Several things jump out here to ring alarm bells. First of all, why is the Bush administration once again facing down congress? It was only recenly that the Patriot Act was up for renewall, and Bush said that he would be enforcing it weather Congress passed it or not. Further, during the Dubai Port controversy, Bush threatened
to veto any legislation passed by Congress to block that deal and later admitted he hadn't even read the reports yet. Let me re-iterate; Before knowing any details of a deal both the american people and congress were concerned about, President Bush was going to veto (slap-down) any opposition, sight unseen. This not only seems to be a
complete disrespect for the Legislative branch of the government, it is an outright slap in the face. Now, when both parties are grumbling about warrantless wiretaps being illegal between America and overseas, we find out that is only the tip of the iceberg and not only are domestic communications being surveiled, but possibly all forms of communication anywhere are being surveiled and recorded for use at a later date. It is astonishing that while congress scrambles to push through bills which would supposedly retroactively allow the President his illegal spying under the auspices of some future oversight, practically bending over backwards and begging for some face saving compromise which would allow them to continue to pretend to have some power, they are only being spat upon and laughed at by the administration.

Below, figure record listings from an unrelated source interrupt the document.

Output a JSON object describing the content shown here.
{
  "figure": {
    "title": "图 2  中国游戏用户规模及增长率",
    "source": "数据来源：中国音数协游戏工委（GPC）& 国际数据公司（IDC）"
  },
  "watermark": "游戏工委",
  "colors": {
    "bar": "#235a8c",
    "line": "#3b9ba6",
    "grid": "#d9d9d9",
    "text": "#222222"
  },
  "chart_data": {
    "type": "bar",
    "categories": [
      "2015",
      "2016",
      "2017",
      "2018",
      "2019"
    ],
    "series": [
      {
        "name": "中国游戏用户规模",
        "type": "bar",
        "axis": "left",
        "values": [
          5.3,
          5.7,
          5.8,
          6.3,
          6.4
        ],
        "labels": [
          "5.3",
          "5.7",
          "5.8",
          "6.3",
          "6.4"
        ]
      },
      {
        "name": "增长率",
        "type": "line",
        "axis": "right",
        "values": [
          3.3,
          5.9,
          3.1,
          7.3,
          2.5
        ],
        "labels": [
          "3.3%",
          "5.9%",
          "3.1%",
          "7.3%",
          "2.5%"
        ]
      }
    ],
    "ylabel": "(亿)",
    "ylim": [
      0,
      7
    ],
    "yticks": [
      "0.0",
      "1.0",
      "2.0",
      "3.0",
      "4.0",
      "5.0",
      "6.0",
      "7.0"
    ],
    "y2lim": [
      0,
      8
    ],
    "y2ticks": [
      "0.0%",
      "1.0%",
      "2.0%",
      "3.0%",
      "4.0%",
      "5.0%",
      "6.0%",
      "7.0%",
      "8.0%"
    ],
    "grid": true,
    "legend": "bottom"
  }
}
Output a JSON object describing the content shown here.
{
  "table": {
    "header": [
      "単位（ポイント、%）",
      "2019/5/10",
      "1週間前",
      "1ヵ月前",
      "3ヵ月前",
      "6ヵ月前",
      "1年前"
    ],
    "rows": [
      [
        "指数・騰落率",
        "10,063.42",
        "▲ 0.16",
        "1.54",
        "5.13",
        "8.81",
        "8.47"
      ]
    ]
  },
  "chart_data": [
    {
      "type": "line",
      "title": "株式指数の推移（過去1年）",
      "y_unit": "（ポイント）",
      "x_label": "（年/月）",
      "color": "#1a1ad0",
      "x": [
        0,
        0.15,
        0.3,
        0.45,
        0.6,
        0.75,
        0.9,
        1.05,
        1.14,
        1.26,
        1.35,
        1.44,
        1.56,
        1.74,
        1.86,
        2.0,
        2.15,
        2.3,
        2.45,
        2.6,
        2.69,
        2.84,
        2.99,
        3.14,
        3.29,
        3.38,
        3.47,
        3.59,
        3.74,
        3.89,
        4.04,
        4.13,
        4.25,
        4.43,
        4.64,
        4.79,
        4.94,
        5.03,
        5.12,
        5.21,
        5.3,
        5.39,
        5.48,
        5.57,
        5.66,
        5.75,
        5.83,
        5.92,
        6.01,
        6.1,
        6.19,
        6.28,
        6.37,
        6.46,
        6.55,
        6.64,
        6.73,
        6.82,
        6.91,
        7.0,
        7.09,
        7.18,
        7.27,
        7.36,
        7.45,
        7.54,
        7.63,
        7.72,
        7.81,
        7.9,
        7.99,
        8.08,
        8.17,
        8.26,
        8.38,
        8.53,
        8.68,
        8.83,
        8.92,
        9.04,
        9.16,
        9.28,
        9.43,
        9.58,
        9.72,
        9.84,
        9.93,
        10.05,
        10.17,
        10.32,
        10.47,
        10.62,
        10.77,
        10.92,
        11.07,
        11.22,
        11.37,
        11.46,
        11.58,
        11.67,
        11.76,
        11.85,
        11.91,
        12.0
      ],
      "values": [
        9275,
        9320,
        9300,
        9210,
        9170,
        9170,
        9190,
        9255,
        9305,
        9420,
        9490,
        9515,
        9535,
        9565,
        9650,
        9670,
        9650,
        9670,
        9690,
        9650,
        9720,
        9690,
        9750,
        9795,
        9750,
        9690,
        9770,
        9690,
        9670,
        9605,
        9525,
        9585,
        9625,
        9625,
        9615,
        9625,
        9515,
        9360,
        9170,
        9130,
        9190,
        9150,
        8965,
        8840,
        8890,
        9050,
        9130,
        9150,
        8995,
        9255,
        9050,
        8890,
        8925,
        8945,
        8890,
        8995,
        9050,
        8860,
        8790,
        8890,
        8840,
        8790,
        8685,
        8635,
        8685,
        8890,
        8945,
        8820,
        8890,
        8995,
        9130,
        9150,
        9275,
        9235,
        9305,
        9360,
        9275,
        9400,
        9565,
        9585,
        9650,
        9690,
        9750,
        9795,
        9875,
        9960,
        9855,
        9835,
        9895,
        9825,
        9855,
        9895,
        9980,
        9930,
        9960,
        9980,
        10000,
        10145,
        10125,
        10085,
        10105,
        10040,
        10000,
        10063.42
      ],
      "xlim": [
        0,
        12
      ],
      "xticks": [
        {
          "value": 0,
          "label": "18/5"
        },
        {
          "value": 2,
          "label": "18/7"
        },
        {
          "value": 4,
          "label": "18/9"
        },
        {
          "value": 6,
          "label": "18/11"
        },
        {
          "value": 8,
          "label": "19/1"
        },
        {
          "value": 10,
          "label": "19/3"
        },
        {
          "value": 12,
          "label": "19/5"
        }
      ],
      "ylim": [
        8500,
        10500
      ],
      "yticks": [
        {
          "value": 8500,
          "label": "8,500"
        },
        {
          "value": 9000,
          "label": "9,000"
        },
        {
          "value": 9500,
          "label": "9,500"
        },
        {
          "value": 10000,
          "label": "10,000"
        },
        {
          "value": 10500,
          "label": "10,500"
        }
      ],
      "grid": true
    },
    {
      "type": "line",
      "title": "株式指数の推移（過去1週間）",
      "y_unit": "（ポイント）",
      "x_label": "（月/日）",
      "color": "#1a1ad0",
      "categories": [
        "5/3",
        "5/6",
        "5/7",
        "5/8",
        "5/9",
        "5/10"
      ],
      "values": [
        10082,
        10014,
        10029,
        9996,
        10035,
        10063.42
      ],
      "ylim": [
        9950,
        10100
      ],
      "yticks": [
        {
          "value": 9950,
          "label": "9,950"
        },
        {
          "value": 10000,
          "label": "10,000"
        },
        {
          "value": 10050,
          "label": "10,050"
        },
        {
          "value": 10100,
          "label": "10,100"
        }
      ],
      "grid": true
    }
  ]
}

Ladies and Gentlemen of the jury, I present you with exhibit B. Press release from EFF, The Electronic Frontier Foundation, in its ongoing case vs AT&T alleging complicity with the NSA in violating the privacy rights of U.S. citizens can be summed up with this initial statement:

The Electronic Frontier Foundation (EFF) filed a class-action lawsuit against AT&T on January 31, 2006, accusing the telecom giant of violating the law and the privacy of its customers by collaborating with the National Security Agency (NSA) in its massive and illegal program to wiretap and data-mine Americans' communications.

of which the full text can be found here.

Furthermore, the EFF reported on April 6 that it filed 'Evidence in Motion to Stop AT&T's Dragnet Surveillance' in this ongoing case against AT&T, which would indicate that the EFF has concrete evidence to support its motion to stop AT&T from disclosing information to the NSA. After supressing the EFF's documents while being reviewed,the DOJ finally allowed them to be filed under seal, whereas only the judge and the litigants are allowed to see them and the public is barred access. Strangely enough and in defiance of this rule, the government, who is not a party to the case appears to be maintaining a strict watch and tight leash on all information.

Some interesting technical information on this as well as the shadowy ties between the industry and intelligence groups can be found here.

It is interesting to note that the White House, while skirting the edges of legality in the past regarding illegal wiretapping of foriegn-domestic calls has turned to admitting illegal surveilance of domestic-domestic calls just (on the same day) at the time when someone (the EFF) was going to blow the case wide open. One has to wonder if this is some sort of pre-emptive damage control, and one has to wonder how this was organized and ready ahead of time without the abuse of purely domestic surveilance on groups such as the EFF.